Opened in 1967, the world famous Gateway Arch downtown was built to commemorate this storied past. Part of the larger Jefferson National Expansion Memorial, the arch has come to symbolize St. Louis.
Visitors are taken to the pinnacle of the architectural marvel in a slightly cramped egg-shaped tram. The stunning, panoramic views from the top include the entire metropolitan St. Louis area on one side, and the majestic Mississippi River and Illinois on the other.
Across the street from the arch, and frequently overlooked by visitors, is the Old Courthouse. Opened in 1828, the courthouse saw the admittance to the bar of famed Jewish lawyer Louis Brandeis.
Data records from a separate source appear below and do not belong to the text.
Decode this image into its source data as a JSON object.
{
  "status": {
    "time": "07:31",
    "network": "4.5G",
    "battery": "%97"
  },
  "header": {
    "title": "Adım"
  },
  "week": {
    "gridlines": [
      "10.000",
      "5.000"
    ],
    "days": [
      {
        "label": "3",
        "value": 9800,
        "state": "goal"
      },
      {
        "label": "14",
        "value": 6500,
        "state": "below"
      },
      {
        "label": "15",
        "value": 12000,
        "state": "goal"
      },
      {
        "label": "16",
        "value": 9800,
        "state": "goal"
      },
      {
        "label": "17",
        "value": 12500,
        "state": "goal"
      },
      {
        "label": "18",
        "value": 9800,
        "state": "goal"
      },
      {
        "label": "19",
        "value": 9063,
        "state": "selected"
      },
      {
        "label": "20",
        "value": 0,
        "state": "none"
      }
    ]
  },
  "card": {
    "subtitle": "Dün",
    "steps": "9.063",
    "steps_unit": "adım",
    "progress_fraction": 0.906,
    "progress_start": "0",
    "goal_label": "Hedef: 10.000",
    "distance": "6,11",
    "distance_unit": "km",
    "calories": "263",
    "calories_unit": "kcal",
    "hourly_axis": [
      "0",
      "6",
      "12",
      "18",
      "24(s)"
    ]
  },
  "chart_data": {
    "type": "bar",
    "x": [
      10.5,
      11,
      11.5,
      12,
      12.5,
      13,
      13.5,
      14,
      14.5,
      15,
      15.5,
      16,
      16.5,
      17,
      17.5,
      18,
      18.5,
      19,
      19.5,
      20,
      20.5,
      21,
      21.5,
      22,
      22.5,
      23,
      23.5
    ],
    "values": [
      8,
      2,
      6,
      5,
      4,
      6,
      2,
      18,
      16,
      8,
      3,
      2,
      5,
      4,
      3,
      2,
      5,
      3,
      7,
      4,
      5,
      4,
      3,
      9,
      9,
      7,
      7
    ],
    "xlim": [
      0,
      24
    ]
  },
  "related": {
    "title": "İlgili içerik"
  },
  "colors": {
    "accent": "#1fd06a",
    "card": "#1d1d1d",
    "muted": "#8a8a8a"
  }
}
In 1847, the landmark Dred Scott case was brought to trial within its corridors. The history of the court case has been preserved in several rooms.
Located a short drive from downtown St. Louis is serene Forest Park. Nestled within the urban landscape, this 1,500- plus acre park provides a refuge for area residents and visitors alike. It’s also home to numerous exciting local attractions such as the St. Louis Zoo, St. Louis Art Museum and St. Louis Science Center. And unlike many others cities, these attractions all have free admission.
Just across the Missouri River sits the equally historic city of St. Charles. Home to the first Missouri state capitol, the city was first settled by French-Canadians during the mid-18th century. It later became the western point of departure for famed explorers Lewis and Clark in their quest to reach the Pacific Ocean. Numerous sites along the riverbank point visitors to this remarkable past.
In the early days of the city’s community, many Jewish residents came to St. Louis following the great Chicago fire of 1871. Bereft of their homes and livelihoods, and lured by booming commerce in the city, Jews made up nearly 10 per cent of St. Louis by the 1904 World’s Fair.
Today, St. Louis’ Jewish residents remain a vital element of the larger populace. The community is primarily centred in the suburban University City area, within close proximity to renowned Washington University.
Located in the heart of the city’s Orthodox neighbourhood, the Young Israel of St. Louis has been led by Rabbi Moshe Shulman since 2007. Formerly the rabbi of Toronto’s Shaarei Shomayim synagogue, and occasional CJN columnist, Rabbi Shulman has overseen dynamic growth since his arrival.
With several day schools and numerous synagogues and kosher resources, the St. Louis Jewish community has cemented its future for years to come.
Michael Stavsky acknowledges the assistance of the Missouri Division of Tourism in arranging his family’s trip to St. Louis.